Chapter Seven
Haley
I’d been skittish all day long. Maria had sent me more than one concerned look throughout the day. I had snapped at one of the housekeepers for a simple mistake. I messed up a food order for the main kitchen. I completely forgot about the check-in we had that day for a married couple who were taking a baby-moon vacation before the arrival of their first child.
It was amazing I’d been able to get anything accomplished.
At least I’d remembered to call Mr. Bauer, who said he was available to meet with me first thing tomorrow. I’d almost been shocked at the way he quickly opened an appointment for me, but perhaps I shouldn’t have been. Jensen had assured me the man would meet with me, and while Mr. Bauer sounded kind on the phone, there was still no mistaking the fatherly tone in his voice when he asked how I’d met Jensen.
I didn’t think hearing how I met Jensen at a sex club...had masturbated for him, willingly and excitedly, at his command...would go over well, so I told him we met through a friend.
All day long, Jensen’s warning from the prior night reverberated in my mind.
This was not a date. This was a session. I already knew I’d have a hard time keeping my heart out of this, but I wanted to explore this side of me badly enough, I was willing to risk the broken heart I was sure to have when this was all said and done.
Jensen hadn’t given me timelines. He hadn’t demanded how many days a week he’d see me. He had though, given me one instruction for the night: wear whatever you’re most comfortable in.
And when I went through the list he’d emailed me, which had popped up in my computer email as soon as I logged in that morning, I had spent the rest of the day teetering on the edge of arousal. I was already throbbing with need as I paced my small living room, constantly watching the clock.
Any minute.
Fear lodged in my throat and I pressed my hand to my neck, trying to calm myself.
This was really happening.
I had listened to his one instruction even though I hadn’t been prepared for it. I was in my favorite worn yoga pants and a cute yellow tank top. Underneath, I had on a simple, white satin bra and thong. After I got home from work I’d showered, shaved, and plucked to perfection but in keeping with his command, I was also makeup free.
This was me. Simple and relaxed. There was an undeniable, unexplainable urge to please him before he stepped through my door. Hopefully, it was enough for him.
My phone buzzed with a text alert from the kitchen and I rushed to it, pressing a hand to my abdomen to settle the butterflies fluttering madly deep inside. Was he canceling? Running late?
Laughing to myself when I read the text, a sense of relief sliding through me.
It was only Anya.
I still don’t understand, but I hope tonight goes well. Be safe and love you.
I grinned. I was truly lucky to have her as a friend and I typed back aWilldo,loveyoutoo, text before continuing my pacing and watching my clock.
Anya had been my friend for years. But we were so very different. She was married to a guy who’d grown up next door to her. Legit. They’d known each other their entire lives, born only months apart. What had started as a friendship when they were toddlers grew into something more when they turned sixteen. They’d been together ever since, going to the same college. Anya taught preschool, volunteered in her church’s nursery, and couldn’t wait to have children of her own someday. Her husband Lance was an electrician who’d recently launched his own company. Their life was simple and good, the perfect Norman Rockwell painting. They’d even waited until they were married to have sex, their faith being important to them.

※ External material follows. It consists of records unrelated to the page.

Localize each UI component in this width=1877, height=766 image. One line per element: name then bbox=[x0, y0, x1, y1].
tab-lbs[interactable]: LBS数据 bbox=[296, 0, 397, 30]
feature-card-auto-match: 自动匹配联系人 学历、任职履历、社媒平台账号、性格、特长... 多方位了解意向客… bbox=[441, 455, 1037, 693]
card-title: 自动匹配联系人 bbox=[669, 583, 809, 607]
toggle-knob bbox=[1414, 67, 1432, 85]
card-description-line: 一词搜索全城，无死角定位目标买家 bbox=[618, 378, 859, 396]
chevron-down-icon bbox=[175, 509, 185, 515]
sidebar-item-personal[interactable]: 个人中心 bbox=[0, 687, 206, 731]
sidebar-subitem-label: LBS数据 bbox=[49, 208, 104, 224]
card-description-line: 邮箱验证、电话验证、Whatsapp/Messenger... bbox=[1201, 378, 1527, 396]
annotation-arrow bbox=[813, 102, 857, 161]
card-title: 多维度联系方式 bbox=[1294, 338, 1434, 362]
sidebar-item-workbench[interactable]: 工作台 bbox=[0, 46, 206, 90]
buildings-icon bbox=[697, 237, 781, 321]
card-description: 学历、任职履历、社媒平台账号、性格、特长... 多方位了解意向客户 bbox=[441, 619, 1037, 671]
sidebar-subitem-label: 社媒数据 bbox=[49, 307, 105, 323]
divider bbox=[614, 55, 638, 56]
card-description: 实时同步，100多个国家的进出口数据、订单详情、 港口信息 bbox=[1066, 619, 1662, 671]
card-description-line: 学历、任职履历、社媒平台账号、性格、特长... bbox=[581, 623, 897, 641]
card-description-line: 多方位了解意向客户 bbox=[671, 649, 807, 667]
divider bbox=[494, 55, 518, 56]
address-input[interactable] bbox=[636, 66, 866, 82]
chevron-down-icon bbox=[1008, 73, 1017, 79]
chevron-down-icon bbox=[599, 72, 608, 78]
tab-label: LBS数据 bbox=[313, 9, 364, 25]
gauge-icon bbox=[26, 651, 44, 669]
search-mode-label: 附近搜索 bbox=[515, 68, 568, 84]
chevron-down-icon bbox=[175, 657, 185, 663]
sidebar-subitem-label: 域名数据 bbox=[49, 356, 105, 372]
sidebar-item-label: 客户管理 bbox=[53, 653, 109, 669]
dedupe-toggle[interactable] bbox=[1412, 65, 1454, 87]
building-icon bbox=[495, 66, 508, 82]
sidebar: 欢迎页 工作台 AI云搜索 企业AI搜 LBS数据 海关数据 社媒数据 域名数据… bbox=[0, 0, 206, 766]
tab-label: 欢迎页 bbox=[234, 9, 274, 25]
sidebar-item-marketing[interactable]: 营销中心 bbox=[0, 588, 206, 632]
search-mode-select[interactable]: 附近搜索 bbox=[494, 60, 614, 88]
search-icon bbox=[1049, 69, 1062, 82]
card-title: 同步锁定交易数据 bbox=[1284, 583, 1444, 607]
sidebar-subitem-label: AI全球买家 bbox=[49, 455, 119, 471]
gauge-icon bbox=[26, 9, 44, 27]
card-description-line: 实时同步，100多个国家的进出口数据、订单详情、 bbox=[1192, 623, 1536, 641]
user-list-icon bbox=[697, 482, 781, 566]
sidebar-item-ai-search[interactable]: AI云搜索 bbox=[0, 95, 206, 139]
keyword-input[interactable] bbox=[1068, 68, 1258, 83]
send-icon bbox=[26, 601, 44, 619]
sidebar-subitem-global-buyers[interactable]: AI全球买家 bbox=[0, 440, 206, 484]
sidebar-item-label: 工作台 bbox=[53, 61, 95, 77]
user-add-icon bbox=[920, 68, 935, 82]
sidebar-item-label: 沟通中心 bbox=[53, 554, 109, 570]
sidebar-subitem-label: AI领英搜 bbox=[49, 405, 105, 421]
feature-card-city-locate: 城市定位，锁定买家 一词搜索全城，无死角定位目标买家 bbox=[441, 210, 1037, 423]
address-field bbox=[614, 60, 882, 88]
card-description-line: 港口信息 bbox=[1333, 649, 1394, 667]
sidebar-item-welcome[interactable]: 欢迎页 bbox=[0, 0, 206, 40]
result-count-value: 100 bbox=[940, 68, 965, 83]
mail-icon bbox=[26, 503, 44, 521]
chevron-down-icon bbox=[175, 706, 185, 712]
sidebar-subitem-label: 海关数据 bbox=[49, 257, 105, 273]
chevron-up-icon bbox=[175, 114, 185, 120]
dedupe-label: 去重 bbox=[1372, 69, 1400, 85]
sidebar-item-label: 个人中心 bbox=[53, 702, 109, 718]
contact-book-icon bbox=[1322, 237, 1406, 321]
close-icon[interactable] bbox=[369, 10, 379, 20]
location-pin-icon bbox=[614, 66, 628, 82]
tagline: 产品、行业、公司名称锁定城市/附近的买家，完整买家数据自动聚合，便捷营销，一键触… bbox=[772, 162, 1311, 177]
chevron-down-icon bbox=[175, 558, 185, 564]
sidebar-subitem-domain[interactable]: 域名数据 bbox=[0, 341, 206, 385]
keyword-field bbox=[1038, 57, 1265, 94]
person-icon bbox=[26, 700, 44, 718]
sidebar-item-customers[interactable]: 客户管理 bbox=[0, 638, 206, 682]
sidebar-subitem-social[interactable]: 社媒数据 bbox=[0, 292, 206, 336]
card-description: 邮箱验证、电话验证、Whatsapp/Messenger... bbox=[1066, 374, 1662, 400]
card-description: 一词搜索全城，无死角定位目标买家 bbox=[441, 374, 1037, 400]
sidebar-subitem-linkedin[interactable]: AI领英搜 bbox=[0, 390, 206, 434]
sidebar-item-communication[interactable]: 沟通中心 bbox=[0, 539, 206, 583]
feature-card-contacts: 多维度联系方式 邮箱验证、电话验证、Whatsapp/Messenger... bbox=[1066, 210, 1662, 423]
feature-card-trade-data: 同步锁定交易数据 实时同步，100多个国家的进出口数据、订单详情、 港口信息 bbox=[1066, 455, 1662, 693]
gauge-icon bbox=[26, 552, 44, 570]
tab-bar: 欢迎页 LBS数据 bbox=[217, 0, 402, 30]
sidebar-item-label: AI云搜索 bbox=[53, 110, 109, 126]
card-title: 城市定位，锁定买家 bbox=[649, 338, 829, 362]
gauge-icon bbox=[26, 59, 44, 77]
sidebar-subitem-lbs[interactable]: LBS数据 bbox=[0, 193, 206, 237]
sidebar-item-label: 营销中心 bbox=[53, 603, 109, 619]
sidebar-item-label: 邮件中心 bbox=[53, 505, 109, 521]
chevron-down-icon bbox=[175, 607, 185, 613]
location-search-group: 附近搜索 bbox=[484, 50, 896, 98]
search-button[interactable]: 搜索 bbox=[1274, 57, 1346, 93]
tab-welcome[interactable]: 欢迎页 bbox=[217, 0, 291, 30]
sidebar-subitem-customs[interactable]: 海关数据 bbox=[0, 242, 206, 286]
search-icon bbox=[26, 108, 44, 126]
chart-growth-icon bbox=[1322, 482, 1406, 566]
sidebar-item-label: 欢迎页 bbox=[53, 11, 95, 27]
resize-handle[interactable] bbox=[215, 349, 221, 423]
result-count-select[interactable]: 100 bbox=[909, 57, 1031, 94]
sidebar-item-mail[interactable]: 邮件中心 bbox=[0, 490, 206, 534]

It meant the world to me that while Anya didn’t agree with my choices all the time, she was always there, loving me through them.
Thinking of her helped calm me. Whatever happened, I would always have her, and when this potentially blew up in my face—Jensen’s warning and declarations last night that we weren’t in a real relationship vividly clear in my mind—Anya would be by my side, helping me through it.
That calmness evaporated as soon as three quick raps on my front door echoed on my side of the house.
He was here.
Closing my eyes, I pushed down all my fears and doubts, along with my concerns, and moved to the door.
When I opened it, my breath was immediately stolen from my chest.
Jensen was beyond attractive. When I first met him at the club, it had been undeniable that he was sex-personified with his dark hair and eyes, olive skin, and a body that was tall and lean, muscular and fit without being bulgy, and curved in all the right places.
Standing in front of me now, dressed in a black suit, black dress shirt and black tie...he was formidable.
I wanted to melt at his feet and declare myself unworthy.